I have felt for some time like I just can't get my sea legs in my life and I'm missing that feeling of being on top of things, in control of the fates -- although the way everything is hyper-analyzed to death these days, the argument could be made that I never have been in control of anything that happened. But I felt in control. Or maybe that's the older me looking back at the younger me. Surely couldn't have been the nights I was up with a child who had an earache and I desperately wanted sleep but couldn't lay them down, even after dosing them up with pain meds. Or it couldn't have been when I was in the Divorce Tilt-A-Whirl, as I let go of the center and careened around the track in nauseating spirals. The rational, older me knows that the feeling like I was in control was an illusion, but the side of me that wants to feel better about things just knows at some point I was master of my ship.
I mentioned to my 87-year-old mother that I was old and almost before I finished the statement, she retorted that "You're not old!" But the problem is, if I'm not old, what am I? I don't feel 40. Or 17. Or even 55. And the government would give me money if I asked them for it, proving that I must be old enough. Her genial insistence that I wasn't old left me frustrated with nowhere to be, unable to find my place, to figure out my tasks and why aches are a part of my day, and forgetting a part of the mental landscape.

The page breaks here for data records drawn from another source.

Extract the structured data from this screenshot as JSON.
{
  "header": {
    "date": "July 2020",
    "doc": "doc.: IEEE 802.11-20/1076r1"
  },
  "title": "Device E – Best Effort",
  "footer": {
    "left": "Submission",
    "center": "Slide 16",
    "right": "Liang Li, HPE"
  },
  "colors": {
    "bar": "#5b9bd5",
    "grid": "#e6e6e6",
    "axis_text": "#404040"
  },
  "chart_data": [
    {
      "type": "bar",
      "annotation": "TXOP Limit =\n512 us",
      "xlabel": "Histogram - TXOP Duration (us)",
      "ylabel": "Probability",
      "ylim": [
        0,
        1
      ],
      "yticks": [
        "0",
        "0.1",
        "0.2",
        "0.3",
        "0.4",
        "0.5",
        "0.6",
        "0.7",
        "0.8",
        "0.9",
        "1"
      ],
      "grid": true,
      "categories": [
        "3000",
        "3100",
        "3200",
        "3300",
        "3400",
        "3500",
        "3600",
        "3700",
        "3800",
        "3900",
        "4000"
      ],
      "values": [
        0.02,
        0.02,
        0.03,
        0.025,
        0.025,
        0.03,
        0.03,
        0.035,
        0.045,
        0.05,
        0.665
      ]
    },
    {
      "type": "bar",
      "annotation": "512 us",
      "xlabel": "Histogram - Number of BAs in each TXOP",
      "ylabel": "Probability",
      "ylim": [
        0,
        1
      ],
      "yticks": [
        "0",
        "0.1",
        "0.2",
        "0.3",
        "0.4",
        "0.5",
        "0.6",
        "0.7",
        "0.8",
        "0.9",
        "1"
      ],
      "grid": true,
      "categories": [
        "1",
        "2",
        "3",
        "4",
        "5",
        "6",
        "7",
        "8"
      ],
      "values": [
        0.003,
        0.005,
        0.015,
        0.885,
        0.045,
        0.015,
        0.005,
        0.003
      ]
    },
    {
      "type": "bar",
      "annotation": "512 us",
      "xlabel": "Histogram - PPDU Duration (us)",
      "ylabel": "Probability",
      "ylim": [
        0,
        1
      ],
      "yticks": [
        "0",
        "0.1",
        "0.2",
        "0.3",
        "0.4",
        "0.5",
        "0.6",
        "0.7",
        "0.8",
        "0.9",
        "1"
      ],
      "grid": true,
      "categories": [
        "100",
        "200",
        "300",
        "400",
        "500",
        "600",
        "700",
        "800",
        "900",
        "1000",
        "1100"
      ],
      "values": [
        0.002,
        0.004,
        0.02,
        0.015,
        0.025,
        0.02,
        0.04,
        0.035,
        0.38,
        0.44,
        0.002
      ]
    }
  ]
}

I can't figure it out, can't seem to get a rhythm going.
My father is ninety and when I think about feeling this disoriented for another three decades, I feel worse than ever. Some time ago the fiction I tell myself was that I was sailing on through life, feeling pretty good about things, then it was cancer, then surgeries, the body failing me in too many ways, but nothing so serious that would warrant sympathies on Facebook or a headline in the news. Just garden-variety, life-and-energy-sapping, getting old sorts of ways. The fact that I am surrounded by friends and loved ones enduring sad news, deaths, cancer, divorce, infidelity and illness doesn't help much.
For now I see the endings sometimes almost before the beginnings, and
internalize the struggles before the fight has even been defined. At my age, every step onto that sawed off trunk now carries with it the ink pen of the ending. It could be the beginning of another delightful experience, or an abstruse journey of near falls, scrapes and injury along with a requisite sprinkling of good cheer.
Or...not.
3 comments:
Maybe that's what your love of quilting is partly about--that sense of control over what happens to the fabric, how it becomes a design of your own creation, how the colors make the design even better. Quilting is the perfect antidote for aging, right?
Well, you've left me wordless. And given me a lot to think about...
My parents are 81 and 85, so I imagine we're of the same generation.
Thank you for sharing your thoughts!
Going my through old bookmarks, I’ve stumbled across your blog again after a few years! Hopefully you’re feeling a bit better now than in April. Getting old is hard! I have aches and pains now that I never had before. Like you I sometimes wonder if they’ll be worse sooner or later, and will I continue to have them to point where they become “mobility issues”. Life is full of wonder!